To determine the minimum velocity \( u \) required for a particle to escape the gravitational pull of the Earth without returning, we can use the principle of conservation of mechanical energy. Here’s a step-by-step solution: ### Step 1: Understand the Energy Conservation Principle When the particle is thrown upwards, it has kinetic energy due to its initial velocity \( u \) and potential energy due to its position in the gravitational field of the Earth.

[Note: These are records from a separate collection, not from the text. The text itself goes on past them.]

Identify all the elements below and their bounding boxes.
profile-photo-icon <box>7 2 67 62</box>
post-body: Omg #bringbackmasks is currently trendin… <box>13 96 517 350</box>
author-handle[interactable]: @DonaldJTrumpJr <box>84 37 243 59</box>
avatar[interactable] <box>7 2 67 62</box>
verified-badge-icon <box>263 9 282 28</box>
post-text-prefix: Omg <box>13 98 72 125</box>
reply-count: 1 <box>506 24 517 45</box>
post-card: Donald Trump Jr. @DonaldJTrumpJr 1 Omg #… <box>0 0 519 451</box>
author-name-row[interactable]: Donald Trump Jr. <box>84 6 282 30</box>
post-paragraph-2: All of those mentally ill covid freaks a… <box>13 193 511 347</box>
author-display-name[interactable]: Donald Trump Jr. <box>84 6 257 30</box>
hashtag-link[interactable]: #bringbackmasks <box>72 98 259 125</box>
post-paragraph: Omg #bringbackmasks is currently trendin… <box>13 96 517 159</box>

As it rises, it will lose kinetic energy and gain potential energy until it reaches a point where its velocity becomes zero (the maximum height). ### Step 2: Write the Expression for Total Mechanical Energy The total mechanical energy \( E \) at the surface of the Earth (where the particle is thrown) can be expressed as: \[ E = \text{Kinetic Energy} + \text{Potential Energy} \] At the surface, the kinetic energy is: \[ \text{K.E.} = \frac{1}{2} m u^2 \] The potential energy at the surface of the Earth is given by: \[ \text{P.E.} = -\frac{GMm}{R} \] Thus, the total energy at the surface is: \[ E = \frac{1}{2} m u^2 - \frac{GMm}{R} \] ### Step 3: Set the Total Energy at Maximum Height to Zero For the particle to escape the gravitational field and not return, the total mechanical energy at the maximum height must be zero: \[ 0 = \frac{1}{2} m u^2 - \frac{GMm}{R} \] ### Step 4: Solve for \( u^2 \) Rearranging the equation gives: \[ \frac{1}{2} m u^2 = \frac{GMm}{R} \] Dividing both sides by \( m \) (assuming \( m \neq 0 \)): \[ \frac{1}{2} u^2 = \frac{GM}{R} \] Multiplying both sides by 2: \[ u^2 = \frac{2GM}{R} \] ### Step 5: Take the Square Root to Find \( u \) Taking the square root of both sides gives: \[ u = \sqrt{\frac{2GM}{R}} \] ### Step 6: Substitute \( g \) in Terms of \( G \) We know that the acceleration due to gravity \( g \) at the surface of the Earth is given by: \[ g = \frac{GM}{R^2} \] From this, we can express \( GM \) as: \[ GM = gR^2 \] Substituting this back into our equation for \( u \): \[ u = \sqrt{\frac{2gR^2}{R}} = \sqrt{2gR} \] ### Final Answer Thus, the minimum value of \( u \) so that the particle does not return back to Earth is: \[ u = \sqrt{2gR} \] ---